BACK FROM CLASS!!! I was such a good student..ask Capt Chris..;0)...
Learned to cast, tie a few knots, saw some flies....all in all it was good..left me wanting to learn more... as soon as the custom fly rod was pulled from the case it caused quite a stir...thanks Randall
OK Ellis now I need a fly or 30..hehe
the flyer for the class did not clarify that they were teaching for redfish technique so ther was some cross over of freshwater/saltwater anglers..I didn't notice any unhappy campers though..I think it may have actually given the freshwater guys another technique to try.... now I have to PRACTICE


----------



## ellisredfish (Jul 5, 2005)

Let me know what you need. I so excited and I just can't hide it... I am going to Elko, Nevada for the 2006 Basque Festival. It is sort of like a Cajun gathering but in a different language although many Basques speak French at the festivals. There is even a miniature running from the bulls. And of course there are the casinos.


----------



## NurseD-bait (Oct 2, 2004)

HAVE A BLAST..and we'll touch base when you get bk..I'm assuming your about to hit the road....take lots of pics and share... can't even image what kind of festivile this is...
hint of what I'm needing.... SPOONS...;0) that's for starters....d


----------



## ellisredfish (Jul 5, 2005)

I will see what I can come up with. I finally found the hooks that I wanted for flies. I will get on it right away.
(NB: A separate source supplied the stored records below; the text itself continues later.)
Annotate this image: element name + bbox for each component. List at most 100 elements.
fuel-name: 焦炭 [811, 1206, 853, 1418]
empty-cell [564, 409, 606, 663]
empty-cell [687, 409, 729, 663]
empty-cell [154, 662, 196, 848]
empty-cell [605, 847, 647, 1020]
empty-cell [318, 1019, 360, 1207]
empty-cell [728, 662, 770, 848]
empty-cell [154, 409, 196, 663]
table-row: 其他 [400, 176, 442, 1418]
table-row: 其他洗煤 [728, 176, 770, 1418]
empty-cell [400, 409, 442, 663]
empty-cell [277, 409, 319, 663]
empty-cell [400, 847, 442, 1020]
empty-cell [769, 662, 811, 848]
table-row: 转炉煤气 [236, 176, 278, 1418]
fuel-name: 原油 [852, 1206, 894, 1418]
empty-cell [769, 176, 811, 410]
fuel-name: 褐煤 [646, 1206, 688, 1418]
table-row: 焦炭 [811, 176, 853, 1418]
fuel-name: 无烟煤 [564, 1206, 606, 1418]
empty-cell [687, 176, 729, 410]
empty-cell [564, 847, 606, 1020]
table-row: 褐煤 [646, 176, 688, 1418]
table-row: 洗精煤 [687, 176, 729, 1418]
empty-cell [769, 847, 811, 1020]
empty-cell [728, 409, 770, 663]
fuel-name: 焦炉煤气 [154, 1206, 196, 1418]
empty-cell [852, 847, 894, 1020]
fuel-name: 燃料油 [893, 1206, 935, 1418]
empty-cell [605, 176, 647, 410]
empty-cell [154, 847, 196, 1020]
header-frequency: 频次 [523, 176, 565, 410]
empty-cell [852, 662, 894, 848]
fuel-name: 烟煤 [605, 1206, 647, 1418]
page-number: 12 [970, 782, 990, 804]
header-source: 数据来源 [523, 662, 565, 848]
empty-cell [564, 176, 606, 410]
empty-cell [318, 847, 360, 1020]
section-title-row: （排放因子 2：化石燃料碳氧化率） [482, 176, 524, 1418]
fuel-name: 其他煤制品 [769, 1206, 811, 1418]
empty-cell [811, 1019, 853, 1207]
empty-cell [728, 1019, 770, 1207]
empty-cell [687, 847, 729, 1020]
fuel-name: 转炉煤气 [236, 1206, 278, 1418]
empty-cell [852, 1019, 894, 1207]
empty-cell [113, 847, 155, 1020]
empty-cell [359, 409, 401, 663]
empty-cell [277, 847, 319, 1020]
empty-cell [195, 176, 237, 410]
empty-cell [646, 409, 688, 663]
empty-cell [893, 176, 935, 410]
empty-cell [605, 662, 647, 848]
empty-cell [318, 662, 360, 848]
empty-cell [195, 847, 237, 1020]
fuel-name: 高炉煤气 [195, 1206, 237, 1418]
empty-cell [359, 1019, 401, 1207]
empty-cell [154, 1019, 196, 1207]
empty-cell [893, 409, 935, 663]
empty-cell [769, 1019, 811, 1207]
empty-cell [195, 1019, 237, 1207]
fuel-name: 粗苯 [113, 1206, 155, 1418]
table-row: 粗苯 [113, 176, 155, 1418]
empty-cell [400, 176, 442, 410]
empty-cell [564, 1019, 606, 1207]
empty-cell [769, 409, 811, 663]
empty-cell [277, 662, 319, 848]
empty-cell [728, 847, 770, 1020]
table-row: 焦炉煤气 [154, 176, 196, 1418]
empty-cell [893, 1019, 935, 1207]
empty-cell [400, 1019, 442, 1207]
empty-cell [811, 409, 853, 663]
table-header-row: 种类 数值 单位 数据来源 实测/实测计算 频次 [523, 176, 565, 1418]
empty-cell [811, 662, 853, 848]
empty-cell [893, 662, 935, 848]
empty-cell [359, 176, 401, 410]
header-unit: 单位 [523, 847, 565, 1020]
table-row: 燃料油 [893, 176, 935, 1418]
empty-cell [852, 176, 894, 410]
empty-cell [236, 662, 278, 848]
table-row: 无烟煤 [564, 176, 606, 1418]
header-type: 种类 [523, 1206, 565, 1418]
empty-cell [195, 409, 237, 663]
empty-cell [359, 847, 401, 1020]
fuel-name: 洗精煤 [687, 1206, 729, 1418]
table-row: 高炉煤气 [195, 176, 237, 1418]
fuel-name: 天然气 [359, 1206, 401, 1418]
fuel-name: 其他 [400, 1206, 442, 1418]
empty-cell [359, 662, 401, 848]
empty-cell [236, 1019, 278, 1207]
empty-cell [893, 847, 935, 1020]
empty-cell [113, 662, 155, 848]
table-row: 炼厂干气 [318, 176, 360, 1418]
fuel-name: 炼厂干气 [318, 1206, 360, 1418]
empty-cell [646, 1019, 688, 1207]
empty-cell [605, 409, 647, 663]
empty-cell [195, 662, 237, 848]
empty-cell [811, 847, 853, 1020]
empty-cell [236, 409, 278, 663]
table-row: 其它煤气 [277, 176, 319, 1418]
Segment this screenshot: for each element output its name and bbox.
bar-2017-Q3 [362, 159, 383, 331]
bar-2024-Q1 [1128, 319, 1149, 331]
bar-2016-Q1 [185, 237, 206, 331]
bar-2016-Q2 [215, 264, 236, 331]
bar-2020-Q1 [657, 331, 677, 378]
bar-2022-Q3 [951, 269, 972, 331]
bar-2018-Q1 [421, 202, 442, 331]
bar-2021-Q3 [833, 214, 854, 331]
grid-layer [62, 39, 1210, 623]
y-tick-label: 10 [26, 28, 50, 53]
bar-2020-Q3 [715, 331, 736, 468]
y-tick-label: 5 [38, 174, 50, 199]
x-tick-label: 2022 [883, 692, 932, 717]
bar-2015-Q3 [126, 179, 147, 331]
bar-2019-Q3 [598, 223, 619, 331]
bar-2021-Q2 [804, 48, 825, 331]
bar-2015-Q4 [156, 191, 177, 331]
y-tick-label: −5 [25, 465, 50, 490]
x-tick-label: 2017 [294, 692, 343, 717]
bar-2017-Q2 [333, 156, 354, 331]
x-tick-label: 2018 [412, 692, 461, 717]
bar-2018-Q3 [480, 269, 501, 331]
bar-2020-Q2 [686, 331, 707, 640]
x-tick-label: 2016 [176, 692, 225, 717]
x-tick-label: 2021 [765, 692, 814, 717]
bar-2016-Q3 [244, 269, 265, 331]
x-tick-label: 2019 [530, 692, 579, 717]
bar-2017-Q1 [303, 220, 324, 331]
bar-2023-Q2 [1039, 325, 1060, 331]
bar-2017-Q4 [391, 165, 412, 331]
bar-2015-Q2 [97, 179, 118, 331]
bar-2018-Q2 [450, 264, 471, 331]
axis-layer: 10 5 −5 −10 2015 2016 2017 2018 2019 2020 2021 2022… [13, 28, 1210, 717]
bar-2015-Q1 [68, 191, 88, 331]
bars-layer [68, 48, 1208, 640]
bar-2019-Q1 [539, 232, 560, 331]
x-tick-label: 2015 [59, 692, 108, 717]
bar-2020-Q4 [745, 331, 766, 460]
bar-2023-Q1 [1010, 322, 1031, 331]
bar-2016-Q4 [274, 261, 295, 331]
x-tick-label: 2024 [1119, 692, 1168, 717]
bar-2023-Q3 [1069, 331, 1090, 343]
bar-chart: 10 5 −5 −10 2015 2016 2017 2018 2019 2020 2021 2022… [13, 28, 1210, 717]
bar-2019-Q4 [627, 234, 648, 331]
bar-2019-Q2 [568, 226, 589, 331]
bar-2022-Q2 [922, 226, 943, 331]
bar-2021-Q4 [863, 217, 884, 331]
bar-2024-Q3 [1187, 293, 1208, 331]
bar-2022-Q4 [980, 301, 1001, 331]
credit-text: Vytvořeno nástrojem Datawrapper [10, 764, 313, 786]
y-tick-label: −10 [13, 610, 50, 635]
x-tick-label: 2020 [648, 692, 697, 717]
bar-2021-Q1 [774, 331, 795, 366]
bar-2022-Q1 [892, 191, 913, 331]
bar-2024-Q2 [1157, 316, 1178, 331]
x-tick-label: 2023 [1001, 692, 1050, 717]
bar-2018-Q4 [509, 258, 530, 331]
My trip is still two weeks away but I am excited nevertheless.


----------



## JOHNNY QUEST (Mar 6, 2006)

*oh my*



NurseD-bait said:


> BACK FROM CLASS!!! I was such a good student..ask Capt Chris..;0)...
> Learned to cast, tie a few knots, saw some flies....all in all it was good..left me wanting to learn more... as soon as the custom fly rod was pulled from the case it caused quite a stir...thanks Randall
> OK Ellis now I need a fly or 30..hehe
> the flyer for the class did not clarify that they were teaching for redfish technique so ther was some cross over of freshwater/saltwater anglers..I didn't notice any unhappy campers though..I think it may have actually given the freshwater guys another technique to try.... now I have to PRACTICE


 well i am glad you went and got the redfish lesson because they pull harder and
fight longer. i hope the stir that the rod caused was a good stir. it was built for you and your colorfull personality. did the sage or loomis reps turn there noses up at it. now all you need to do is catch a fish. start out small nurse. clouser minnow at the bass pond . then get um. randall


----------



## NurseD-bait (Oct 2, 2004)

If Sage and Simms are the same folks they, had their hands all over it..of course Capt Chris was proud to help me rig her up!! I did by 4 flies before I left the store..for fresh water pond... 2 different ones but 2 of each...don't ask me what they are called though..this would be another good reason to crack open my book and look HOLD ON..OK this is not good can't find it in my book...one of them is fuzzy and the other has skinny rubber band type legs...how's that?..hehe....
I know that Ellis is about to fall out of his chair or spit his beer on the puter....
BTW Ellis they had some sort of spoon made from La..is had a message on the underneath side that said..."Eat Me"..is that suppose to make them work better?....;0) 
In a few weeks I have to sweet talk Randall into taking me to his trout honey hole! Surely he would want to see me catch my first fish on his rod!!! HINT HINT WINK WINK ...d


----------



## ellisredfish (Jul 5, 2005)

I think those spoons are called Wobblers. I worked on that pattern last night and made some but mine don't look near as good as my pattern that I got from Andy Dear. Since you have to use 5 minute epoxy, they are a pain to make. You use mylar tubing and brush the epoxy inside the tube and press it together to form the spoon, then use 30 minute epoxy to coat them, then put them on a rotater to dry. But I haven't given up yet. Not giving up reminds me of a story my dad told me about a rancher back home. It seems that a new road was being built on his property and it had rained alot. The rancher wanting to get out to a county road deceided to drive on the new road and got his pickup stuck right down to the axle. He then went and got a small tracker and put a chain around the front bumper of the pickup and pulled the bumper off and sunk the wheels of the tracker in the mud. He then went and got the maintainer the road crew had left on his property and tied a chain around the front wheels of his tracter and pulled the front wheels off of the tracker. He finally gave up. That is a true story. My father watched the rancher do it.


----------



## NurseD-bait (Oct 2, 2004)

Even though I would like some of those cajun wobblers..please dont get your tractor stuck...;0)...glad I could offer up a challenge.....what you described is what I saws at the workshop..sure didn't look that involved though...


----------